Otra fuente que ha alimentado al marxismo cultural es la que proviene de los llamados Estudios culturales (Cultural Studies). Término acuñado por Richard Hoggart en 1964, año de fundación del Centro de Estudios Culturales Contemporáneos, en Birmingham (Inglaterra). Los Estudios culturales son un campo de estudio inicialmente centrados en la relación entre los medios de comunicación y la cultura popular, especialmente la cultura de la clase obrera (inglesa), y la influencia de la producción de estos medios en esta cultura. Posteriormente inciden en el papel de los medios de comunicación como elementos ideológicos de primer orden a la hora de definir los problemas políticos y las relaciones sociales. Se trata, a fin de cuentas, de analizar el papel de la hegemonía en las prácticas culturales y la manera de resistirla.

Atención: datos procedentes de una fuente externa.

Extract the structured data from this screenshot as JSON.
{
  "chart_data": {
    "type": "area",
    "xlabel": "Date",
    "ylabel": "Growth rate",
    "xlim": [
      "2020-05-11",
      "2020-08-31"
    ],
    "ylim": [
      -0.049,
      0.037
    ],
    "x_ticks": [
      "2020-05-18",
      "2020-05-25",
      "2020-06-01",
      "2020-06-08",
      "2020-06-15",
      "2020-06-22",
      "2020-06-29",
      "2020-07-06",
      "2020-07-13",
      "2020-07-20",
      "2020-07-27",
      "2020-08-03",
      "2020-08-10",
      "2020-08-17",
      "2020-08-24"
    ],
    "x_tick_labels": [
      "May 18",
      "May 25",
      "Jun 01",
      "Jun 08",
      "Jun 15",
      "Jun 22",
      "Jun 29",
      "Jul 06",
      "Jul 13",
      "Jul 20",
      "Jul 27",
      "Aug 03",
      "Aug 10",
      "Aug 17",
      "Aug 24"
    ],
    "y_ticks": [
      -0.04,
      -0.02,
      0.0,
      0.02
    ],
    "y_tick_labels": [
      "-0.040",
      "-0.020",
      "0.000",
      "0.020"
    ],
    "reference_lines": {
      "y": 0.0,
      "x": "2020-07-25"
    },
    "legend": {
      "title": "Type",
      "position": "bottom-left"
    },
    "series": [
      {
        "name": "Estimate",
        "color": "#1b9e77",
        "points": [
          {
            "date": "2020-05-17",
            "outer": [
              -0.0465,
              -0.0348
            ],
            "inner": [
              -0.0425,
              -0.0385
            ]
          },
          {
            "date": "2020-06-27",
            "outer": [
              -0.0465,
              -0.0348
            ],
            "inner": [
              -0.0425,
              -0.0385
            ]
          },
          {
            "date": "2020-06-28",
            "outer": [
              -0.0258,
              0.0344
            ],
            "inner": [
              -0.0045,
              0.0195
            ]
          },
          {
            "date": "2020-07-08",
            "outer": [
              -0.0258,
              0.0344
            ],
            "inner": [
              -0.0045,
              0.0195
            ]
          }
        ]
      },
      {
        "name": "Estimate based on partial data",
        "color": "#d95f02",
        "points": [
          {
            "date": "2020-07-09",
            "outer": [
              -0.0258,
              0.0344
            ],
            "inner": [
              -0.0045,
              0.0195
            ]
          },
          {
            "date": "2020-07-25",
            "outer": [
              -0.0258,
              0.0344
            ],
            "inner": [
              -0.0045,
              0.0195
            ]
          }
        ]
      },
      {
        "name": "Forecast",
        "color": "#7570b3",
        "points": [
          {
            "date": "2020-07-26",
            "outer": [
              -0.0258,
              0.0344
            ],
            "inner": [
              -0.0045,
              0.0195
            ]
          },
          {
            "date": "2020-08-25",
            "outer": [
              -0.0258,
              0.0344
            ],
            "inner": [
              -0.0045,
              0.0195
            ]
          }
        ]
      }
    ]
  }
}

Su metodología se base en el análisis textual y en la etnografía. Paulatinamente van abandonando su primera toma de partido por el socialismo y las clases populares, algo que coincide con el abandono de conceptos como ideología y hegemonía y con un desplazamiento del foco de interés: de la producción de los mensajes a la recepción de los mensajes. La institucionalización en las universidades no es ajena a esto, así como tampoco lo es la salida de Inglaterra y la llegada a lugares con escasa tradición de lucha obrera, como Estados Unidos y Australia, donde los temas predilectos pasan a ser, en sustitución de la clase, las minorías étnicas y el “género”.